この不幸の迷路から抗うため、ゆーくんのため。


真弥のために。


だけど、私には無理なのかもしれない。


不幸から抜け出すことなんて。





可愛らしい部屋。


二人の男女の写真。


押し潰されそうな心。






「・・・ゆー、くん。
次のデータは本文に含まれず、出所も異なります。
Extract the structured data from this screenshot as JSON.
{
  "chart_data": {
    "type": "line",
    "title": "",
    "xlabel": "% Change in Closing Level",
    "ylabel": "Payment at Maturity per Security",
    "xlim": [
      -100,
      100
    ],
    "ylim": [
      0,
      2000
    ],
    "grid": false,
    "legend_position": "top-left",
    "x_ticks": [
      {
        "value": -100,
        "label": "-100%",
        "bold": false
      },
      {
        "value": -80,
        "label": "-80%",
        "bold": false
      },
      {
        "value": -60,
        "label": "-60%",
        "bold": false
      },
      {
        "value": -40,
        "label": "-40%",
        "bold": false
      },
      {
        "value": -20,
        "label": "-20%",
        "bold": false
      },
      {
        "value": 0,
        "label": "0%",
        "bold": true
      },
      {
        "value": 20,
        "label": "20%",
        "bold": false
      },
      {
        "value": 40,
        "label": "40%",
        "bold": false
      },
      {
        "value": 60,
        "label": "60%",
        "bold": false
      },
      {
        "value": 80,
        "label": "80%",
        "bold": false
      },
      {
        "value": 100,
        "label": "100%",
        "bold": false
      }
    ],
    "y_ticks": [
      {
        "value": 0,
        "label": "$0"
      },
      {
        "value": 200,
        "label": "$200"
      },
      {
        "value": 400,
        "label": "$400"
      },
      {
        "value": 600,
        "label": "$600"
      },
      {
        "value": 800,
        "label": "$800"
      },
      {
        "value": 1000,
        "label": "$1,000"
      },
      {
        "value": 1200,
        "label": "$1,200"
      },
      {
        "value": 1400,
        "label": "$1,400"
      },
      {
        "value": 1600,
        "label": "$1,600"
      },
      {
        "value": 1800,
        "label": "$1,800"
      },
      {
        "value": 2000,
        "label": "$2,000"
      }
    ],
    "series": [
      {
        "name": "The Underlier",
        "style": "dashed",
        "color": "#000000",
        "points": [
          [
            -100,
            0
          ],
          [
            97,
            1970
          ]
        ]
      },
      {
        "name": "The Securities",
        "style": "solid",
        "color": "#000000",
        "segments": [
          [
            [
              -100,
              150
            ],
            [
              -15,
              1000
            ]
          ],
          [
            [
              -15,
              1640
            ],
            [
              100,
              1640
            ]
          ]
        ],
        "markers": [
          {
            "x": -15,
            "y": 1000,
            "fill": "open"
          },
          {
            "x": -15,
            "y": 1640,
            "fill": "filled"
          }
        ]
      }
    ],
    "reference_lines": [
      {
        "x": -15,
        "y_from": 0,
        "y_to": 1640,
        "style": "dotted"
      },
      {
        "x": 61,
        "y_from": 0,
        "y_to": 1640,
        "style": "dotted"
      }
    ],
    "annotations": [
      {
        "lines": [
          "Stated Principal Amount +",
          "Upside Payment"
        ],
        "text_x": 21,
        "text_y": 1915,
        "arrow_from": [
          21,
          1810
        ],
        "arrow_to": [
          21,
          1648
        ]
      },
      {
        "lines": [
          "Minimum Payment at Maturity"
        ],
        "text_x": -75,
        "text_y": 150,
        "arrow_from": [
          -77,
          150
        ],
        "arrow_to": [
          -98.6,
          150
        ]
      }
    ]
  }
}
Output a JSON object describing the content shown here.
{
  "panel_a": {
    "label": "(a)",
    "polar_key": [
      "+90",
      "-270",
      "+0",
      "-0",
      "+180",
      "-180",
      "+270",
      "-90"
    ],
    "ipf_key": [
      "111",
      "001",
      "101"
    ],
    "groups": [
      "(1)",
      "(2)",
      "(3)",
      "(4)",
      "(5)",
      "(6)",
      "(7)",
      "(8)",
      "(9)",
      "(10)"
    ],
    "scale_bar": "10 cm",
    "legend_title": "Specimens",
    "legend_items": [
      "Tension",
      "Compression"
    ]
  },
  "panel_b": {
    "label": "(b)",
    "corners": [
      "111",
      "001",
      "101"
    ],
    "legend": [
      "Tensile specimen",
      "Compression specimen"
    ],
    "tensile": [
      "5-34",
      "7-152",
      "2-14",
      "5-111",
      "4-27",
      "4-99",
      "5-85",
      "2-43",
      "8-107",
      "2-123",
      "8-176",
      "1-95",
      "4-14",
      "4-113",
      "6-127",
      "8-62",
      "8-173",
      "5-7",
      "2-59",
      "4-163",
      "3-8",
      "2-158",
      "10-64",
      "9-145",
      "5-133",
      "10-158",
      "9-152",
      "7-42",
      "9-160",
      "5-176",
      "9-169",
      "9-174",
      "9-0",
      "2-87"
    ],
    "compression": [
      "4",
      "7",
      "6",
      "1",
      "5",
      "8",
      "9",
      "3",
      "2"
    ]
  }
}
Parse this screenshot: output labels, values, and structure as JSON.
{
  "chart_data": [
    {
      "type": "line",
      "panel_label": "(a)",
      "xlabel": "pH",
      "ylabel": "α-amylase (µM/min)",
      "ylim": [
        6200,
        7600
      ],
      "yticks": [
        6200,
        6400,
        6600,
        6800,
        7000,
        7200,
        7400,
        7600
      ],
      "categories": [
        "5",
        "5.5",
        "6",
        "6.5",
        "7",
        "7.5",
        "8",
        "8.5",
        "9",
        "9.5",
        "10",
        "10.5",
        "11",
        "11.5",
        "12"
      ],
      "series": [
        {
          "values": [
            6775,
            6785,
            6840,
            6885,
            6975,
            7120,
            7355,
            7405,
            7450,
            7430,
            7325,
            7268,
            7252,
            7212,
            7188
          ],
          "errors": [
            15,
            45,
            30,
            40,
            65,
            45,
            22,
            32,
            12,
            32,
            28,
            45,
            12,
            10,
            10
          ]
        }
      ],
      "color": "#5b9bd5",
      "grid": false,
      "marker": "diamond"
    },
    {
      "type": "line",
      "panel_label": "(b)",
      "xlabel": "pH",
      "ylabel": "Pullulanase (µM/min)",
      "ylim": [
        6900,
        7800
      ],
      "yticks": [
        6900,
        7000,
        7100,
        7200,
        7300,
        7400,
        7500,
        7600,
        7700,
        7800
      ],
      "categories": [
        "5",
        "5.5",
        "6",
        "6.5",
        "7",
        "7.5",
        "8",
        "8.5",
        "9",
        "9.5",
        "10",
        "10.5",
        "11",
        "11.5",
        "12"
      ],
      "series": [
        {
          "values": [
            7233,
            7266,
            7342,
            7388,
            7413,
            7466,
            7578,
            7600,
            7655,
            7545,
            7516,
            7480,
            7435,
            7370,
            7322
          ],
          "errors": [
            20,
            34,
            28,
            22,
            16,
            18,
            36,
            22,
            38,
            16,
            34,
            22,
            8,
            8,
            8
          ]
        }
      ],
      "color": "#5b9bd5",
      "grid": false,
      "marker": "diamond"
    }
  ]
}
」


ゆーくんが、青菜さんの味方をしてる。


私たちをぼろぼろにした、青菜さんの。



あれから、信用のおける大人、両親に青菜さんのことを言ってみた。


だけど、到底信じてはもらえなくて。



私は、失望した。



真弥のことは悔しい。


だけど、何か行動を起こすと言っても、私に出来ることは少ない。


一人で警察に行ったって、きっと信じてもらえない。


高校生だって、大人からしてみればまだまだ子供なのだろうから。


そう思ったから、真っ先に両親に告白したのに。



信じてもらえなかった。




やっぱり、私が青菜さんに襲われたときに、ちゃんと言えばよかった。


そうしていたら、きっと、真弥は・・・。



「・・・しんで、なかった・・。」



何かしたくても、私一人じゃ何も出来ない。


まだまだ、子供で、ちっぽけで。




「・・っ、ご、めん、なさ、っ・・真弥・・っ、」



何も出来なくて、ごめん。





流れる涙を止めることさえしなくて、


私は、自分のちっぽけさを呪った。